Evergrande has more than $300B in debt. If it were a country, its debt would rank it near Portugal or Switzerland. It is going through debt restructuring processes (like chapter 11) in several countries already (Caymans and BVI that I know of the top of my head). I believe it is still the most indebted company in the world.
It is also in a very different real estate environment.
For example, it pre-sells most of its apartments (they are not for rent – they are purchased), and it has pre-sold over 1.6 million apartments that it hasn’t been able to (maybe can’t?) deliver. People are paying mortgages on many of those apartments already that aren’t even finished yet – and in many cases no longer have a believable completion date. There is a growing swell of people refusing to pay/protesting at their offices, etc. Sometimes looks like scenes from the US in the early 1930s.
As you drive around many cities in China, you see a LOT of partially completed buildings with little or no work going on. In the US, this would have triggered a “bubble burst” a long time ago, but in China’s controlled economy, the government keeps things from crashing (strong arms banks to make loans/not to foreclose, gets healthy companies to prop up failing ones, etc. – anything to keep the wheels on).
In many cases, Evergrande has stopped paying suppliers (many of whom are “required” to keep supplying) and isn’t paying many of its employees. It floated many billions of dollars in debt to individuals who are also not getting paid and are protesting too. quite a mess.
Personally, I think the Chinese government will continue to prop up these big real estate companies (they don’t want a collapse of the real estate industry because of the recession that would follow), but I think they will do it in a way that the government ends up owning most of the assets and leaves most of the investors with very little. We have seen that before on a much smaller scale.

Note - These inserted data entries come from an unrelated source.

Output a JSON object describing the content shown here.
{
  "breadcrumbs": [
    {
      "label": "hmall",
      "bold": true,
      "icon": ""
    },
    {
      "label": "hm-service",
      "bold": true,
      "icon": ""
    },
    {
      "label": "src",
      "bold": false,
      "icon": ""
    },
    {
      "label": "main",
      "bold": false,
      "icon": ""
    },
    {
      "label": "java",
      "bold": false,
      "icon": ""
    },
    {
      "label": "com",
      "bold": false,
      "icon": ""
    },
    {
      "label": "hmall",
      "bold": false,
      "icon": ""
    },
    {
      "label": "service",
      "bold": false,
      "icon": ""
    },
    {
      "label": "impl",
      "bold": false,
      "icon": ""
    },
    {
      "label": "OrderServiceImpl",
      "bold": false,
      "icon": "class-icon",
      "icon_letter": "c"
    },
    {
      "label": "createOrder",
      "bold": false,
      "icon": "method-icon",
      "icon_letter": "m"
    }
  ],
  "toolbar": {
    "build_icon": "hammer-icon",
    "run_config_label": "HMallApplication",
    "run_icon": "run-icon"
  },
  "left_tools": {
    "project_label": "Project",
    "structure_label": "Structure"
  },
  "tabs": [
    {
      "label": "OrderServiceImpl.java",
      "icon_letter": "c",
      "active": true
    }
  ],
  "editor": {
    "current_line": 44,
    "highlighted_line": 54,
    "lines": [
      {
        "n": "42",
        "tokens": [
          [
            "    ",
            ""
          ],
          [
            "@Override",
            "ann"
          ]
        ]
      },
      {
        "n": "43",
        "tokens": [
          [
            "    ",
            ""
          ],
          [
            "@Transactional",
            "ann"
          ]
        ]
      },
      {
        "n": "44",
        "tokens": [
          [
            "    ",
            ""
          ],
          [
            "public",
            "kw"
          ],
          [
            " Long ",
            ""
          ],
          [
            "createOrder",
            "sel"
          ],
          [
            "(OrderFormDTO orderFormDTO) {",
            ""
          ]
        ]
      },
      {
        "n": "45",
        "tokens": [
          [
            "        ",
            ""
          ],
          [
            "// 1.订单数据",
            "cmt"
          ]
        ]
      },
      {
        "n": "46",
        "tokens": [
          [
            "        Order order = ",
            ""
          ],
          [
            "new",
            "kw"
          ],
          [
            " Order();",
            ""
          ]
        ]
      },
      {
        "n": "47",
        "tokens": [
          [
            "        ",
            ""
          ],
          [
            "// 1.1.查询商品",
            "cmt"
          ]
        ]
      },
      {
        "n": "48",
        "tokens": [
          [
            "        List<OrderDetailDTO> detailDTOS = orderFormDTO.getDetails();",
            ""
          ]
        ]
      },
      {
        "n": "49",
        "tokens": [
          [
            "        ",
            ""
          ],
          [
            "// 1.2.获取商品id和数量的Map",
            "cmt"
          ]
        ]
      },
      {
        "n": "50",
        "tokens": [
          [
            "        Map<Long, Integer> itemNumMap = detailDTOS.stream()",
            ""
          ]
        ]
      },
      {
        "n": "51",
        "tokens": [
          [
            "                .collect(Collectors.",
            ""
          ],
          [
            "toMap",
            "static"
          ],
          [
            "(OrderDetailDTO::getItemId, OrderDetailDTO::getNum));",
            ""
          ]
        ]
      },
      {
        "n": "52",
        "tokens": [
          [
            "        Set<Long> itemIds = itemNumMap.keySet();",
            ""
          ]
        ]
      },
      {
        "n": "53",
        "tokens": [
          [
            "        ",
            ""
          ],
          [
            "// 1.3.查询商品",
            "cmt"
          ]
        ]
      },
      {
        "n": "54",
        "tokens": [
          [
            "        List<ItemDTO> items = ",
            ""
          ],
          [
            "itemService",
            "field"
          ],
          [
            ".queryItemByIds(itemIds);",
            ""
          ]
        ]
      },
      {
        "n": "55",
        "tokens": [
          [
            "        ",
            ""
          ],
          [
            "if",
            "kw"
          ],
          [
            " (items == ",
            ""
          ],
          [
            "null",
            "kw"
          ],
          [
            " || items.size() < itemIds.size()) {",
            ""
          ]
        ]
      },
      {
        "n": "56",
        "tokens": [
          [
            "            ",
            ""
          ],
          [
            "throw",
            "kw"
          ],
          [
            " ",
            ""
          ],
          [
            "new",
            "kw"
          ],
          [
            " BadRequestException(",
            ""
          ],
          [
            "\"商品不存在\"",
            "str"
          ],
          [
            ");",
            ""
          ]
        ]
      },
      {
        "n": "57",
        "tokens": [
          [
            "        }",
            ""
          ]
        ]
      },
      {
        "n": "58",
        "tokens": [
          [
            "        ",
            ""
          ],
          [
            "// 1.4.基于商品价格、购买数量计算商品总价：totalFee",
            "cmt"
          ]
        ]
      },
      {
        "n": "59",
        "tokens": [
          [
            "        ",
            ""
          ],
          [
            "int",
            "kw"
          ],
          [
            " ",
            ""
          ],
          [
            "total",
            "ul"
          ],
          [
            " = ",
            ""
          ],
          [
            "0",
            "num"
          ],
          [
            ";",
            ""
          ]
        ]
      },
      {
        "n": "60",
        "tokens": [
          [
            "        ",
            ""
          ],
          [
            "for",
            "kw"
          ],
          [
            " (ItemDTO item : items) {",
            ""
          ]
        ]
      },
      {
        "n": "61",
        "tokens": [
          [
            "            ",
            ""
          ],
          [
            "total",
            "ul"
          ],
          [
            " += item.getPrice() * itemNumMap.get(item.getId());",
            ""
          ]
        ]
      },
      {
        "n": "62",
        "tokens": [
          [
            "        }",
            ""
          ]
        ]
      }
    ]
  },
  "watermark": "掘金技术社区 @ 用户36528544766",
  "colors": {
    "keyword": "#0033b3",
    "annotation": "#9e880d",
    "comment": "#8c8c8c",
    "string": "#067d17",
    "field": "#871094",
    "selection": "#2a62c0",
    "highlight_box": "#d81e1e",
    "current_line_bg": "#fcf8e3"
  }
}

I have been doing business in China for almost 30 years, but I wouldn’t invest a nickel in a Chinese company – but that is all just my opinion.
Private, Evergrande is just the current real estate developer of the day in the news. there are a whole host of real estate development companies in just a s bad a shape (or worse!) waiting in the wings. The Chinese government is trying to keep control of the situation, but decades of intense investment in this sector and other sectors that led to ridiculous projects half finished or empty is coming home to roost. Combined this with the effects of the Covid shutdowns, falling population numbers, major unemployment of the population, competition from the other southeast Asian countries such as Vietnam, and huge debt levels the Chinese economy is staring at a huge contraction. Xi is trying to take the population off their coming problems with a rattling of the sabers. I agree with not investing in China and raise your bid to not one penny there! Do you follow Michael Pettis on the Chinese economy?
I met Michael a couple of times years ago. I read some of his stuff maybe a decade ago (?). I should follow his writings.
We do a lot of info gathering/sharing in China through contacts built up over decades. Its a good info exchange for them, and we use the info to provide briefings to clients.
The Trump and Biden trade wars and the crazy response to Covid in China have taken a massive toll on the Chinese economy. Still seeing factories running way under capacity because of (in country) supply chain problems. Also seeing a lot of companies shifting to have their sourcing less dependent on China, so very little investment in China, lots in other countries in SE Asia and in Mexico.
The Xi gov has been publishing made-up economic numbers for years to mask how bad things are getting. I pity the guy responsible for keeping all that fantasy data straight. It is really hard to keep it straight across so many outlets. We have seen a few cases where numbers get published in “smaller town” Chinese press that don’t jive with the official Beijing numbers. They are immediately withdrawn and re-released after being “aligned” to official numbers.
Mr. Pettis has called 100 out of single digit ‘disasters’ in China. Sky is falling for sure in China.